Il rapace che scava

C’è un modo per riconoscere un falco pecchiaiolo (Pernis apivorus) in volo anche a distanza: la testa. Piccola, allungata, portata su un collo insolitamente lungo per un rapace della sua taglia. Da lontano ricorda più un colombo che un falco, e non è un caso. Quella morfologia è il risultato di una pressione selettiva precisa, che ha modellato questa specie in una direzione diversa da quasi tutti i suoi parenti.
Il falco pecchiaiolo non caccia prede veloci in volo aperto. Caccia nidi. Il suo obiettivo sono le colonie sotterranee di vespe e calabroni; le dissotterra con le zampe, le apre, ne estrae i favi con larve e pupe. È un lavoro che espone la testa agli insetti difensori, e la selezione ha risposto con adattamenti precisi, le piume del viso sono squame rigide e serrate, difficili da perforare con un pungiglione, le narici sono ridotte a fessure strette che impediscono alle vespe di infilarsi. Non è insensibilità al veleno; è armatura.
Agosto è il mese in cui i piccoli hanno appena lasciato il nido. Le uova erano state deposte a fine maggio o giugno, i piccoli hanno trascorso le prime settimane ricevendo dai genitori favi con larve e pupe estratti dai nidi. Adesso sono involati. La famiglia si muove ancora insieme sui boschi e le radure dell’Altopiano, ma il legame si sta allentando. Tra qualche settimana ognuno partirà per conto proprio verso l’Africa subsahariana, dove trascorrerà l’inverno prima di tornare.
La specializzazione trofica del pecchiaiolo pone una domanda; perché un rapace dovrebbe rinunciare alla caccia attiva per diventare uno scavatore di nidi? La risposta è nella densità della risorsa. Un nido di vespa a fine estate può contenere migliaia di larve concentrate in pochi decimetri cubi di favo; nessuna preda volante offre una resa calorica paragonabile. La difficoltà non è trovare il cibo, è accedervi senza essere uccisi. Gli adattamenti morfologici risolvono questo problema.

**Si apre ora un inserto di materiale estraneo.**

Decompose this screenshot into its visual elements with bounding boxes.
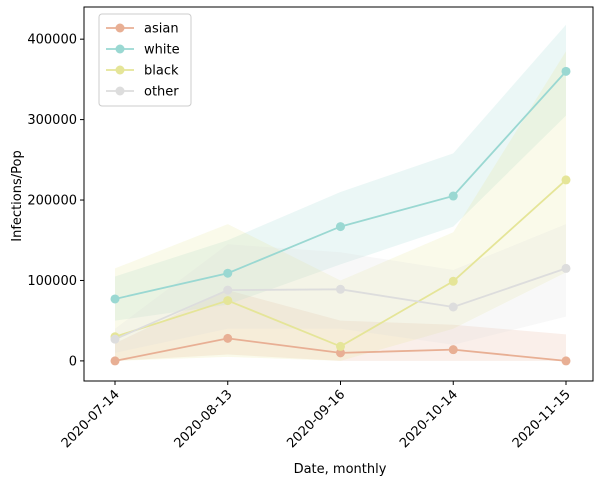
point-other-4 — [561, 263, 571, 273]
point-black-1 — [223, 296, 233, 306]
band-white — [115, 24, 566, 321]
legend-label-black: black — [144, 64, 179, 79]
point-other-3 — [448, 302, 458, 312]
legend-swatch-marker — [115, 23, 125, 33]
series-points — [110, 66, 571, 366]
x-tick-label: 2020-07-14 — [59, 387, 123, 451]
legend-label-white: white — [144, 43, 180, 58]
y-tick-label: 400000 — [27, 33, 77, 48]
point-asian-1 — [223, 333, 233, 343]
point-white-1 — [223, 268, 233, 278]
band-asian — [115, 290, 566, 361]
point-asian-3 — [448, 345, 458, 355]
x-tick-label: 2020-11-15 — [510, 387, 574, 451]
x-tick-label: 2020-10-14 — [397, 387, 461, 451]
point-white-0 — [110, 294, 120, 304]
y-axis-ticks: 0 100000 200000 300000 400000 — [27, 33, 84, 369]
point-white-4 — [561, 66, 571, 76]
point-asian-2 — [336, 348, 345, 358]
legend: asian white black other — [98, 13, 192, 107]
legend-swatch-marker — [115, 86, 125, 96]
legend-label-other: other — [144, 85, 179, 100]
point-black-2 — [336, 341, 345, 351]
point-other-1 — [223, 285, 233, 295]
y-tick-label: 300000 — [27, 113, 77, 128]
point-asian-0 — [110, 356, 120, 366]
point-white-3 — [448, 191, 458, 201]
point-black-4 — [561, 175, 571, 185]
x-axis-label: Date, monthly — [294, 462, 387, 477]
legend-swatch-marker — [115, 44, 125, 54]
x-tick-label: 2020-09-16 — [284, 387, 348, 451]
legend-label-asian: asian — [144, 22, 179, 37]
y-tick-label: 0 — [69, 354, 77, 369]
y-tick-label: 200000 — [27, 194, 77, 209]
point-other-2 — [336, 284, 345, 294]
legend-box — [98, 13, 192, 107]
x-axis-ticks: 2020-07-14 2020-08-13 2020-09-16 2020-10-14… — [59, 381, 574, 451]
point-asian-4 — [561, 356, 571, 366]
y-tick-label: 100000 — [27, 274, 77, 289]
point-black-3 — [448, 276, 458, 286]
point-white-2 — [336, 222, 345, 232]
point-other-0 — [110, 334, 120, 344]
plot-frame — [83, 6, 594, 382]
x-tick-label: 2020-08-13 — [172, 387, 236, 451]
y-axis-label: Infections/Pop — [10, 150, 25, 241]
legend-swatch-marker — [115, 65, 125, 75]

La caccia al nido richiede però una competenza che non è innata. I giovani seguono gli adulti nei voli di ricerca a bassa quota, quella caratteristica andatura ondeggiante e lenta che distingue il pecchiaiolo in attività trofica da qualsiasi altro rapace. Imparano dove cercare, come leggere il suolo, come individuare l’ingresso di un nido dal traffico delle operaie.
Sull’Altopiano la presenza del pecchiaiolo dipende da boschi maturi per il nido, radure e pascoli con suolo ricco dove le vespe costruiscono le loro colonie, disturbo umano contenuto nella stagione riproduttiva. La chiusura progressiva del bosco lavora nella direzione sbagliata. Non è una minaccia immediata, ma è una tendenza che la gestione forestale può orientare e che Vaia, localmente, ha invertito.
A fine agosto, quando i pecchiaioli dell’Europa centrale transitano sulle Prealpi in rotta verso sud, il cielo sull’Altopiano può offrire per qualche giorno una concentrazione insolita di questi rapaci. Non è uno spettacolo rumoroso; il pecchiaiolo è discreto, non annuncia la propria presenza. Ma la testa piccola su quel collo lungo è riconoscibile anche in controluce. Chi sa cosa cercare lo trova.